24. A medical device system, comprising: a delivery device
including an outer sheath and an inner shaft having a coupler fixed
to a distal end of the inner shaft; and a replacement heart valve
implant releasably attached to the coupler, the replacement heart
valve implant including: an expandable anchor member defining a
central longitudinal axis; and a locking mechanism attached to the
expandable anchor member, the locking mechanism being configured to
engage with the coupler; wherein the delivery device includes a
collar slidable over the coupler between a first position and a
second position, the collar being configured to releasably secure
the coupler to the locking mechanism; wherein in the first position
the collar secures the coupler to the locking mechanism, and in the
second position the coupler is disengageable from the locking
mechanism; and the delivery device further including a locking rod
extending through at least a portion of the collar, the locking rod
being actuatable between a latch position and a release position;
wherein in the latch position the locking rod secures the collar in
the first position.
25. The medical device system of claim 24, wherein in the latch
position a portion of the locking rod distal of a proximal end of
the collar is disposed outside of at least a portion of the
collar.
26. The medical device system of claim 24, wherein in the latch
position the locking rod deflects a leg portion of the collar
inward toward the coupler.
27. The medical device system of claim 26, wherein in the latch
position the locking rod deflects a proximal end of the leg portion
of the collar into a recess formed in the coupler.
28. The medical device system of claim 24, wherein when the locking
rod is in the release position the collar is permitted to slide
from the first position to the second position.
29. The medical device system of claim 28, wherein the delivery
device includes an actuator element extending through the collar
and releasably engaged with the locking mechanism.
30. The medical device system of claim 29, wherein when the locking
rod is in the release position proximal translation of the actuator
element shifts the collar from the first position to the second
position.
31. A medical device system, comprising: a delivery device
including an outer sheath and an inner shaft having a coupler fixed
to a distal end of the inner shaft, the outer sheath and the inner
shaft extending distally from a handle; and a replacement heart
valve implant releasably attached to the coupler, the replacement
heart valve implant including: an expandable anchor member defining
a central longitudinal axis; and a locking mechanism attached to
the expandable anchor member, the locking mechanism being
configured to engage with the coupler; wherein the locking
mechanism includes a buckle member fixedly attached to the
expandable anchor member, and a post member coupled to the
expandable anchor member distal of the buckle member; wherein the
delivery device includes a collar slidable over the coupler between
a first position and a second position; wherein in the first
position the collar secures the coupler to the buckle member, and
in the second position the coupler is disengageable from the buckle
member; and the delivery device further including a locking rod
extending through at least a portion of the collar, the locking rod
being actuatable between a latch position and a release position;
wherein in the latch position the locking rod deflects a leg
portion of the collar into a recess formed in the coupler, thereby
preventing the collar from sliding from the first position to the
second position.
32. The medical device system of claim 31, wherein the leg portion
is self-biased to be in a neutral configuration.

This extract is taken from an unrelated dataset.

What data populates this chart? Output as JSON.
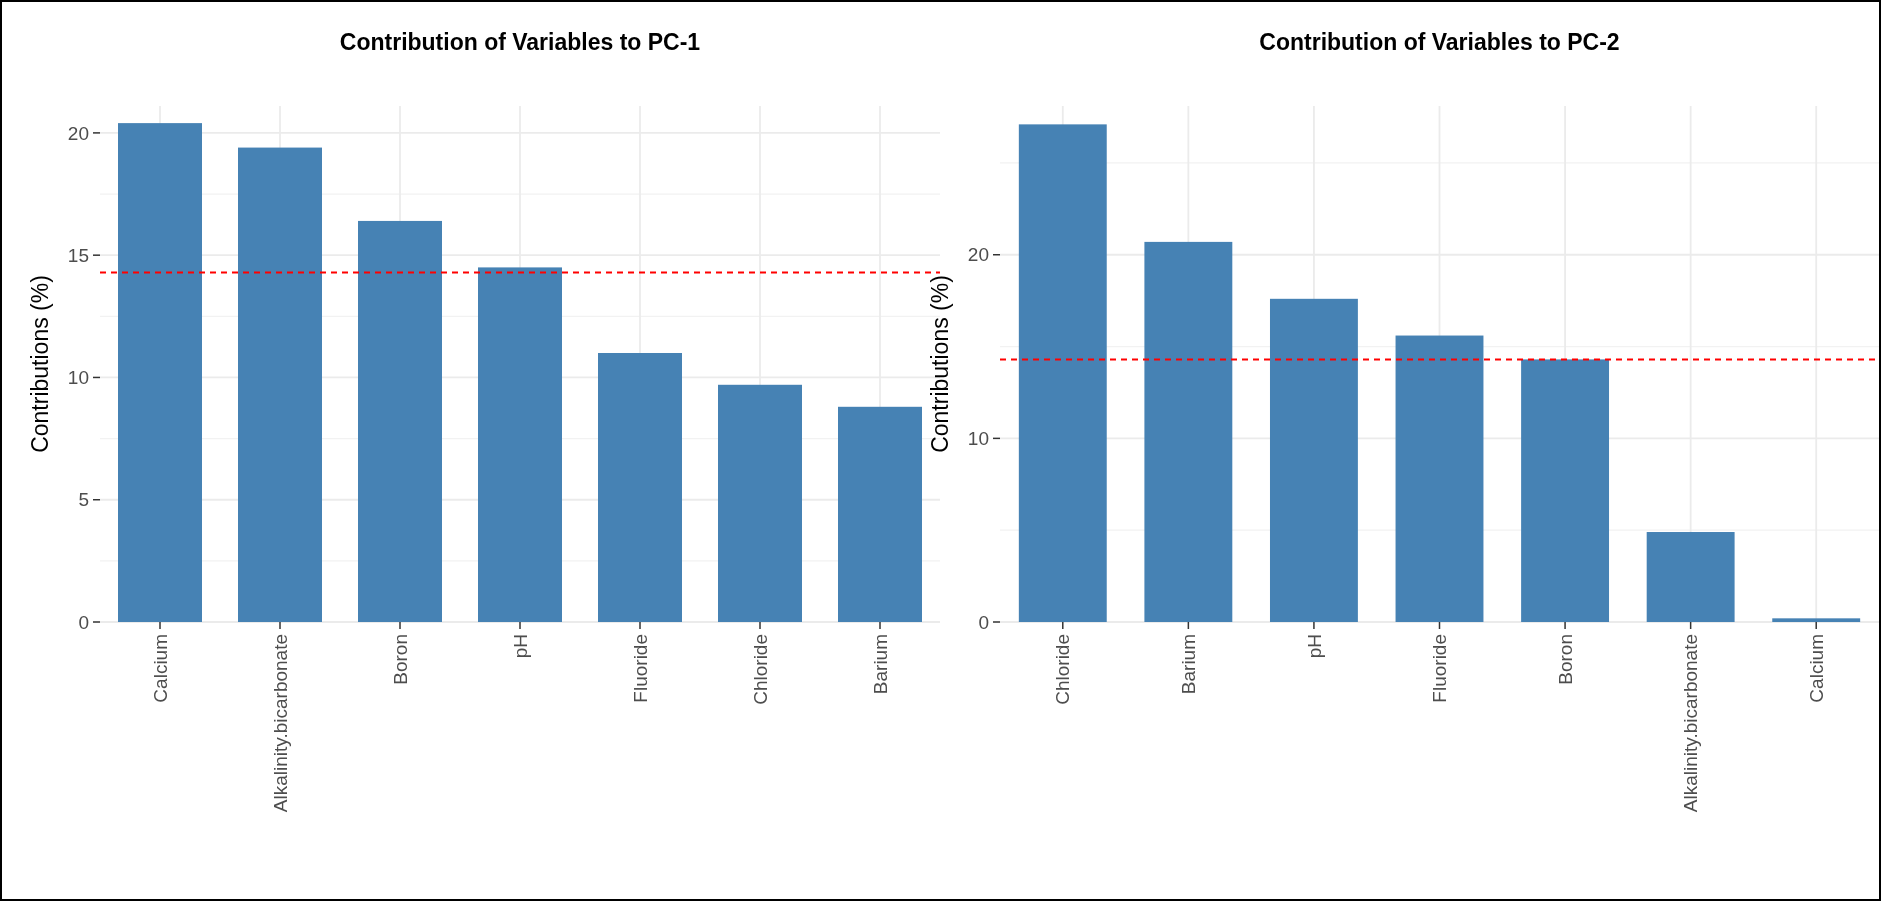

33. The medical device system of claim 32, wherein when the leg
portion is deflected into the recess, the leg portion is
self-biased outwardly from the coupler.
34. The medical device system of claim 31, wherein the recess
defines an engagement surface facing at least partially in a distal
direction; wherein when the locking rod is in the latch position,
interference between the engagement surface and a proximal end of
the leg portion prevents the collar from sliding from the first
position to the second position.
35. The medical device system of claim 31, wherein at the collar,
the locking rod is circumferentially offset from the coupler with
respect to the central longitudinal axis.
Description
CROSS-REFERENCE TO RELATED APPLICATIONS
[0001] This application claims the benefit of priority of U.S.

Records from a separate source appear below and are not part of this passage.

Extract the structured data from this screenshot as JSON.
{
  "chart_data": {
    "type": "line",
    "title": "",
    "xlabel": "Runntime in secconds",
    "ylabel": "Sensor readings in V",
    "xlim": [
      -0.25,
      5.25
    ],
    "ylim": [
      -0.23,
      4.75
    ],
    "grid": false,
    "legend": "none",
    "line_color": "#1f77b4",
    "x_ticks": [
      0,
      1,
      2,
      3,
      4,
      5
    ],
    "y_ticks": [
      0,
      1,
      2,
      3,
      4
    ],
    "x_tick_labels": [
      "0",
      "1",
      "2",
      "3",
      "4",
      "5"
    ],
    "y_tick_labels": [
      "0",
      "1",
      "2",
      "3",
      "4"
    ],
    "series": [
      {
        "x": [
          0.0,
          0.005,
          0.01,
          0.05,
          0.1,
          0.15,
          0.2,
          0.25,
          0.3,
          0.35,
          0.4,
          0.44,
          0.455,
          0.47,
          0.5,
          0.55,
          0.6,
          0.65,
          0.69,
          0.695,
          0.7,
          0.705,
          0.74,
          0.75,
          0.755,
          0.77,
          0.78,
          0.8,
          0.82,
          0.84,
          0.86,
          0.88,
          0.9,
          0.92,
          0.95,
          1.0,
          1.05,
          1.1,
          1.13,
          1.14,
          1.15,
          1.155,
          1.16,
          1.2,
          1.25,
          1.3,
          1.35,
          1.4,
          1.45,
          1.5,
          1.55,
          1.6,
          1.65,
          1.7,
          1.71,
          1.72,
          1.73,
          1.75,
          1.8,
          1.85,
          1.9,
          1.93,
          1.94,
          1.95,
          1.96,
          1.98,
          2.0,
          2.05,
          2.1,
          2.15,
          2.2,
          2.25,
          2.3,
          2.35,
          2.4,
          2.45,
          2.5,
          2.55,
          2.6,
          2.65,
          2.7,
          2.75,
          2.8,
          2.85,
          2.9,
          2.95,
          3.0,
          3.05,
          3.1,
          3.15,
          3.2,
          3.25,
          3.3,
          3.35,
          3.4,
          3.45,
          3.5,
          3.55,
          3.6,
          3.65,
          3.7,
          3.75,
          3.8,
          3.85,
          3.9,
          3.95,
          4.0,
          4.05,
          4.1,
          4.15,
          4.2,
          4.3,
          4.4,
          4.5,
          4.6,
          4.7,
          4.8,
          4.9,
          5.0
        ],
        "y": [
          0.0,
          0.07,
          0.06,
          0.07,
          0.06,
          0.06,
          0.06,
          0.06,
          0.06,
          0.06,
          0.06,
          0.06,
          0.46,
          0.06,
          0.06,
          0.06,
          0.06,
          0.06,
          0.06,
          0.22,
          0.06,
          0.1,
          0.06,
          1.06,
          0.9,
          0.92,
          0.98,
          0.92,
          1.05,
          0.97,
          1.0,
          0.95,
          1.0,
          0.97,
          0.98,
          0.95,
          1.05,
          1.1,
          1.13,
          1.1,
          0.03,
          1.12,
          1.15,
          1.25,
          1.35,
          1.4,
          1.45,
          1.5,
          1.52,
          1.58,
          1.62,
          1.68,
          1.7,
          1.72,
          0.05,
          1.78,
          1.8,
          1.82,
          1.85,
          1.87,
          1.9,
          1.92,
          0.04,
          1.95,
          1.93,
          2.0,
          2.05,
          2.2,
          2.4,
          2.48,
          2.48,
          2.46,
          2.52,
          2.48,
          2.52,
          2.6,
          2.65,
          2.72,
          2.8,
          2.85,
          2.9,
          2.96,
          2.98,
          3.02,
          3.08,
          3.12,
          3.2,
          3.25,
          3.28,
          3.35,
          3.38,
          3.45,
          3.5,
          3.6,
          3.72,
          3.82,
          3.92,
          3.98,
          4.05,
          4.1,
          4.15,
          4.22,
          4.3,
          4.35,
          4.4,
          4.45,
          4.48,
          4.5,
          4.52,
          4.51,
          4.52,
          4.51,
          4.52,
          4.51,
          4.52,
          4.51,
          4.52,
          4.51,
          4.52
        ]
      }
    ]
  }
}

Provisional Application No. 62/833,053 filed Apr. 12, 2019, as well
as PCT Application No. PCT/US2020/027503, filed Apr. 9, 2020. The
entirety of these disclosures of which is hereby incorporated by
reference.
TECHNICAL FIELD
[0002] The present disclosure pertains to medical devices, and
methods for manufacturing and/or using medical devices. More
particularly, the present disclosure pertains to a delivery device
for a replacement heart valve implant.
BACKGROUND
[0003] A wide variety of intracorporeal medical devices have been
developed for medical use, for example, intravascular use. Some of
these devices include guidewires, catheters, medical device
delivery systems (e.g., for stents, grafts, replacement valves,
etc.), and the like. These devices are manufactured by any one of a
variety of different manufacturing methods and may be used
according to any one of a variety of methods. Of the known medical
devices and methods, each has certain advantages and disadvantages.
There is an ongoing need to provide alternative medical devices as
well as alternative methods for manufacturing and using medical
devices.
SUMMARY
[0004] In a first aspect, a medical device system may comprise a
delivery device including an outer sheath and an inner shaft having
a coupler fixed to a distal end of the inner shaft; and a
replacement heart valve implant releasably attached to the coupler.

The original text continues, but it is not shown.